If helping other people makes you happy, makes you feel accomplished then you shouldn't ignore that. And if the rest of your classes just make you stressed out and unhappy? That's really not good. There's a normal level of it just being hard, yes, but that's... really not what is going on here.

I know you've mentioned non-profit work to me a couple of times, but you know there are many positions/job roles in that kind of situation. And maybe talking to people who do non-profit work and finding out what other roles there are can maybe help guide you to something that can go somewhere. You do not have to be The Engineer in a prosthetics non-profit. You could be ANY role.

I'm not telling you this because I doubt you can complete your degree. You probably can complete it at the rate you are going. Really, all it takes is stubbornness.

But do I think you would get a job you like, a life you like? No.

You should talk to some of the noglstp people about their friends who are not technically oriented and what they do. They usually have great networks because organizations that help marginalized groups on that campus tend not to just be filled with the technical kids.

It's not too late to change directions a bit.
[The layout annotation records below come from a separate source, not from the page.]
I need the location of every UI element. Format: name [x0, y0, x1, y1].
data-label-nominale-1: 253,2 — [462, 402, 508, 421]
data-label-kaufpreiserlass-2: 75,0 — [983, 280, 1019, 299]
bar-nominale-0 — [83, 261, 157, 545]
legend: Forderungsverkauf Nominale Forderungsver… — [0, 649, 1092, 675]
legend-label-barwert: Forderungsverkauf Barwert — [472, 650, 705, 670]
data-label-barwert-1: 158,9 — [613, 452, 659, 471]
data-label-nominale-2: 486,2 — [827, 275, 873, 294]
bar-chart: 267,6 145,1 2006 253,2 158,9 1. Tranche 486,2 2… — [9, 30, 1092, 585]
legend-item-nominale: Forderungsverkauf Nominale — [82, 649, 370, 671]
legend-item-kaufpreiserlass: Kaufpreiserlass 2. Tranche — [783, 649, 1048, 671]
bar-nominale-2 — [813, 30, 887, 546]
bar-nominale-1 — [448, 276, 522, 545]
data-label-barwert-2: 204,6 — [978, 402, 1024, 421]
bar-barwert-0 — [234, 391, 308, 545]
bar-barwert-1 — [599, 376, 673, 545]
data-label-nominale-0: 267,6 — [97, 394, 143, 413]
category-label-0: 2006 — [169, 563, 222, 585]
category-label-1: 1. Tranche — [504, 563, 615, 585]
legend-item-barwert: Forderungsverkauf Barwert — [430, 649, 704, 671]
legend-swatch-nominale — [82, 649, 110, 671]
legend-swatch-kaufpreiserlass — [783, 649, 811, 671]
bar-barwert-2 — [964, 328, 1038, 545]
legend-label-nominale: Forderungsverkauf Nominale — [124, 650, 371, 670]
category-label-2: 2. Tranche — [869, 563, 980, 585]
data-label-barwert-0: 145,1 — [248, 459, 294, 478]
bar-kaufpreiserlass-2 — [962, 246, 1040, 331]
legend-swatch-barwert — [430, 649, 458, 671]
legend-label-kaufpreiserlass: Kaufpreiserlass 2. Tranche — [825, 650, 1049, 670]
It's really never too late to do that, actually. But don't go blindly down a path because you "should" or simply because you have started it. Part of college isn't just getting a degree it is learning who you are as a grownup.
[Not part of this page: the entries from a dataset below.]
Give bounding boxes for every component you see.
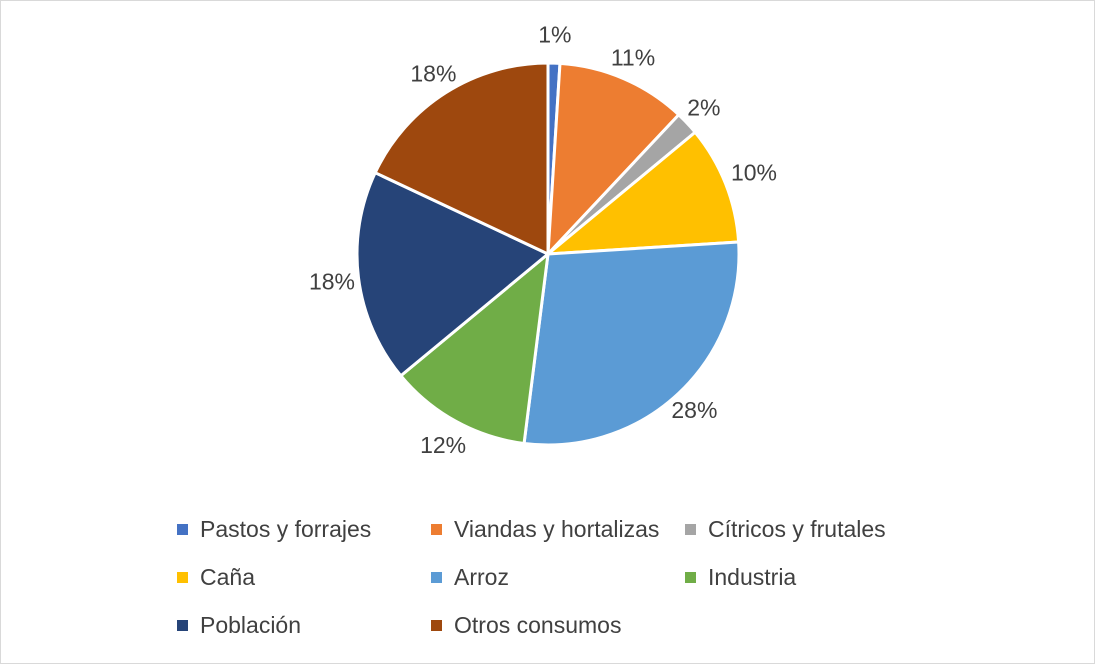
legend-swatch <box>685 523 696 535</box>
legend-label: Viandas y hortalizas <box>454 515 660 542</box>
legend-swatch <box>431 523 442 535</box>
pie-slices <box>355 61 741 447</box>
legend-label: Otros consumos <box>454 611 622 638</box>
legend-swatch <box>685 571 696 583</box>
pie-slice-cana <box>546 130 741 256</box>
legend-item-otros-consumos: Otros consumos <box>431 607 621 643</box>
data-label-otros-consumos: 18% <box>410 60 456 86</box>
pie-slice-industria <box>399 252 550 445</box>
legend-label: Pastos y forrajes <box>200 515 372 542</box>
pie-slice-poblacion <box>355 171 550 378</box>
data-label-cana: 10% <box>731 159 777 185</box>
legend-label: Cítricos y frutales <box>708 515 886 542</box>
data-label-viandas-y-hortalizas: 11% <box>611 45 655 71</box>
data-label-poblacion: 18% <box>309 268 355 294</box>
legend-item-poblacion: Población <box>177 607 301 643</box>
legend-swatch <box>431 571 442 583</box>
legend-swatch <box>177 619 188 631</box>
legend-label: Industria <box>708 563 797 590</box>
legend-item-viandas-y-hortalizas: Viandas y hortalizas <box>431 511 659 547</box>
legend-item-industria: Industria <box>685 559 796 595</box>
data-label-pastos-y-forrajes: 1% <box>538 22 571 48</box>
data-label-citricos-y-frutales: 2% <box>687 95 720 121</box>
pie-slice-otros-consumos <box>373 61 550 256</box>
pie-slice-arroz <box>522 240 741 447</box>
pie-data-labels: 1% 11% 2% 10% 28% 12% 18% 18% <box>309 22 777 458</box>
legend-label: Caña <box>200 563 255 590</box>
legend-label: Población <box>200 611 302 638</box>
legend-item-citricos-y-frutales: Cítricos y frutales <box>685 511 886 547</box>
legend-swatch <box>431 619 442 631</box>
legend-label: Arroz <box>454 563 509 590</box>
legend-swatch <box>177 571 188 583</box>
legend-item-pastos-y-forrajes: Pastos y forrajes <box>177 511 371 547</box>
pie-slice-viandas-y-hortalizas <box>546 61 681 256</box>
legend-item-arroz: Arroz <box>431 559 509 595</box>
legend-item-cana: Caña <box>177 559 255 595</box>
legend-swatch <box>177 523 188 535</box>
data-label-industria: 12% <box>420 432 466 458</box>
data-label-arroz: 28% <box>671 397 717 423</box>
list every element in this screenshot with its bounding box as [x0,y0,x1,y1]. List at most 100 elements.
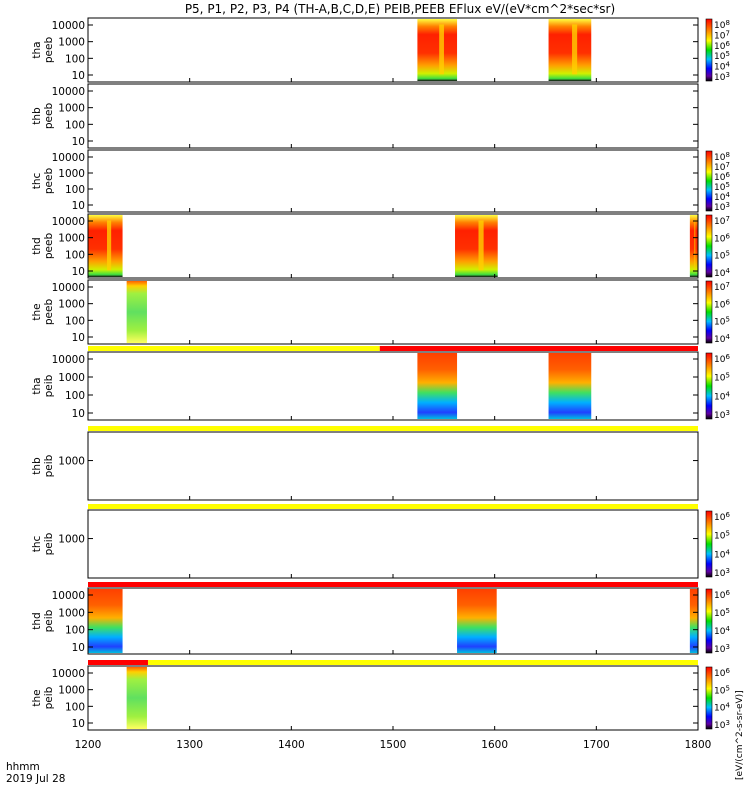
flag-strip [379,346,698,351]
colorbar-tick-label: 105 [714,684,730,696]
panel-label-probe: tha [31,41,43,58]
y-tick-label: 10000 [52,668,85,680]
panel-label-product: peib [43,454,55,477]
flag-strip [88,582,698,587]
y-tick-label: 100 [65,701,85,713]
data-block [689,215,698,277]
panel-label-product: peeb [43,37,55,64]
colorbar-tick-label: 103 [714,409,730,421]
flag-strip [88,346,380,351]
panel-label-probe: thd [31,612,43,629]
y-tick-label: 10 [72,642,85,654]
colorbar-tick-label: 106 [714,353,730,365]
flag-strip [88,504,698,509]
panel-thd-peeb: 10 100 1000 10000 thd peeb 107 106 105 104 [31,213,730,279]
panel-label-product: peeb [43,299,55,326]
data-block [457,589,497,653]
colorbar-tick-label: 107 [714,281,730,293]
colorbar-tick-label: 103 [714,567,730,579]
colorbar-tick-label: 106 [714,232,730,244]
colorbar-tick-label: 103 [714,643,730,655]
data-block [126,667,147,729]
colorbar [705,510,713,578]
panel-label-probe: thc [31,536,43,553]
colorbar-tick-label: 104 [714,267,730,279]
y-tick-label: 1000 [58,534,85,546]
colorbar-tick-label: 107 [714,215,730,227]
data-block-streak [694,220,696,271]
x-tick-label: 1700 [583,739,610,751]
y-tick-label: 100 [65,249,85,261]
data-block [455,215,498,277]
panel-thb-peeb: 10 100 1000 10000 thb peeb [31,83,699,149]
colorbar-tick-label: 105 [714,250,730,262]
y-tick-label: 10 [72,332,85,344]
panel-frame [87,17,699,83]
data-block-streak [439,24,444,75]
y-tick-label: 1000 [58,607,85,619]
panel-frame [87,431,699,501]
panel-label-probe: thb [31,107,43,125]
panel-label-probe: thc [31,173,43,190]
y-tick-label: 10 [72,70,85,82]
y-tick-label: 1000 [58,456,85,468]
chart-title: P5, P1, P2, P3, P4 (TH-A,B,C,D,E) PEIB,P… [185,2,615,16]
colorbar-tick-label: 103 [714,719,730,731]
panel-tha-peib: 10 100 1000 10000 tha peib 106 105 104 103 [31,346,730,421]
x-tick-label: 1600 [481,739,508,751]
y-tick-label: 100 [65,315,85,327]
x-tick-label: 1500 [380,739,407,751]
data-block [417,353,458,419]
colorbar [705,280,713,344]
x-label-line2: 2019 Jul 28 [6,773,65,785]
x-label-line1: hhmm [6,761,40,773]
data-block [689,589,698,653]
data-block [548,353,592,419]
data-block-streak [107,220,112,271]
data-block-streak [572,24,578,75]
panel-label-probe: the [31,303,43,320]
y-tick-label: 1000 [58,685,85,697]
panel-frame [87,213,699,279]
colorbar-tick-label: 106 [714,589,730,601]
y-tick-label: 10 [72,718,85,730]
panel-the-peib: 10 100 1000 10000 the peib 106 105 104 103 [31,660,730,731]
colorbar-tick-label: 105 [714,316,730,328]
colorbar-tick-label: 104 [714,548,730,560]
y-tick-label: 100 [65,184,85,196]
panel-frame [87,149,699,213]
colorbar [705,588,713,654]
colorbar-tick-label: 105 [714,372,730,384]
colorbar [705,214,713,278]
y-tick-label: 10000 [52,590,85,602]
panel-label-probe: thd [31,237,43,254]
colorbar-tick-label: 106 [714,298,730,310]
colorbar-tick-label: 104 [714,625,730,637]
colorbar [705,18,713,82]
colorbar-tick-label: 105 [714,607,730,619]
y-tick-label: 1000 [58,299,85,311]
panel-label-product: peib [43,609,55,632]
panel-frame [87,351,699,421]
y-tick-label: 10000 [52,282,85,294]
y-tick-label: 10000 [52,216,85,228]
y-tick-label: 10000 [52,152,85,164]
colorbar-tick-label: 104 [714,333,730,345]
panel-frame [87,509,699,579]
data-block [548,19,592,81]
panel-label-product: peib [43,374,55,397]
colorbar-units: [eV/(cm^2-s-sr-eV)] [735,690,745,780]
flag-strip [88,660,148,665]
y-tick-label: 10000 [52,86,85,98]
flag-strip [147,660,698,665]
y-tick-label: 10 [72,136,85,148]
y-tick-label: 10000 [52,20,85,32]
y-tick-label: 1000 [58,37,85,49]
y-tick-label: 100 [65,625,85,637]
y-tick-label: 100 [65,53,85,65]
colorbar-tick-label: 103 [714,71,730,83]
panel-thd-peib: 10 100 1000 10000 thd peib 106 105 104 103 [31,582,730,655]
colorbar-tick-label: 105 [714,530,730,542]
Take care of you, too, and not just other people, k?

Date: 2013-08-14 11:07 pm (UTC)
crankyoldman: "Hermann, you don't have to salute, man." [Pacific Rim] (Default)
From: [personal profile] crankyoldman
We're not saying you can't do it! Really, let me re-empasize. YOU CAN DO IT.

However, I am seeing warning signs as to you maybe not being as focused as you could be. Like, I'm no expert but all the things you're saying you're interested in are so many varying directions that it essentially says "I like BME!"
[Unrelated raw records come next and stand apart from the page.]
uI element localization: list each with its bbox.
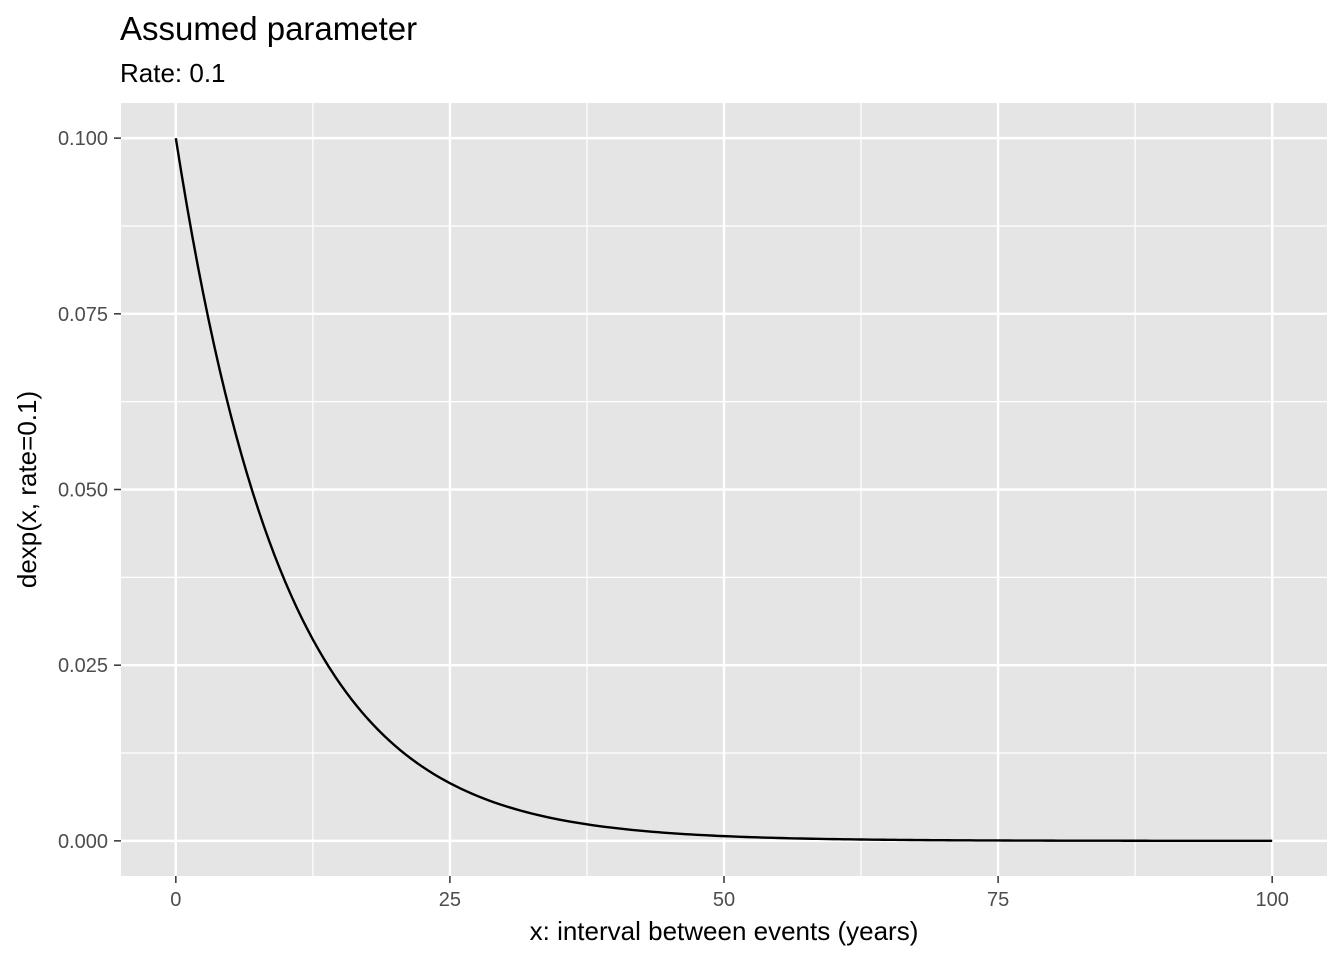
y-tick-label: 0.100 (58, 128, 108, 150)
x-tick-label: 75 (987, 889, 1009, 911)
y-tick-label: 0.075 (58, 304, 108, 326)
y-axis-title: dexp(x, rate=0.1) (12, 391, 42, 588)
y-axis: 0.000 0.025 0.050 0.075 0.100 (58, 128, 121, 853)
x-tick-label: 100 (1255, 889, 1288, 911)
x-tick-label: 25 (439, 889, 461, 911)
major-gridlines (121, 103, 1327, 876)
x-tick-label: 50 (713, 889, 735, 911)
chart-title: Assumed parameter (120, 10, 417, 47)
x-tick-label: 0 (170, 889, 181, 911)
series-line (174, 137, 1273, 843)
x-axis: 0 25 50 75 100 (170, 876, 1289, 911)
y-tick-label: 0.050 (58, 480, 108, 502)
y-tick-label: 0.025 (58, 655, 108, 677)
series-layer (174, 137, 1273, 843)
x-axis-title: x: interval between events (years) (530, 916, 919, 946)
y-tick-label: 0.000 (58, 831, 108, 853)
chart-subtitle: Rate: 0.1 (120, 58, 226, 88)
Engineering involves specialization, you have to at least pick a direction. Maybe part of that means you need to research more on what those directions are, or talk to people more. Making informed decisions is part of navigating your degree.

But it is hard to help people and be totally hands-off with them and actually make a difference in their lives. At the very least you will need to learn to work with teammates who are dealing with patients or its just disembodied research that helps no one.

Like maybe you can talk to my sister? She does research with viruses. Yes, that is not EXACTLY prosthetics but she did get into a Purdue PhD program and can talk about some of the things she had to decide and navigate to get there. Especially when you are working on the fringes of research or on things that don't necessarily currently exist you have to extrapolate from other people's experiences to find guideposts.

Bottom line, we are trying to help, and sometimes you have to ask yourself questions. It's just really hard to see you being so anxious and freaking out when I know it will pass. It'll just require you to have to evaluate some things, is all.

Date: 2013-08-15 01:39 pm (UTC)
crankyoldman: You were there, when we were alone in a big scary castle. [Ico] (ico&yorda)
From: [personal profile] crankyoldman
You've got this.

Date: 2013-08-14 12:37 pm (UTC)
crankyoldman: You were there, when we were alone in a big scary castle. [Ico] (ico&yorda)
From: [personal profile] crankyoldman
Oh and even though you are having harmful ideation and things like that, the fact you admit to them and also admit to needing to get help is great. You really have done a lot of work on yourself this summer (it may not feel like it, but how you respond to things and how you talk about yourself has changed drastically) and I know Drak and I (and Ardy) are quite proud of you for that.

Like, it's ok to stumble a bit. There's a lot of shadow monsters in our psyche. But you are confronting them, and that is really really good.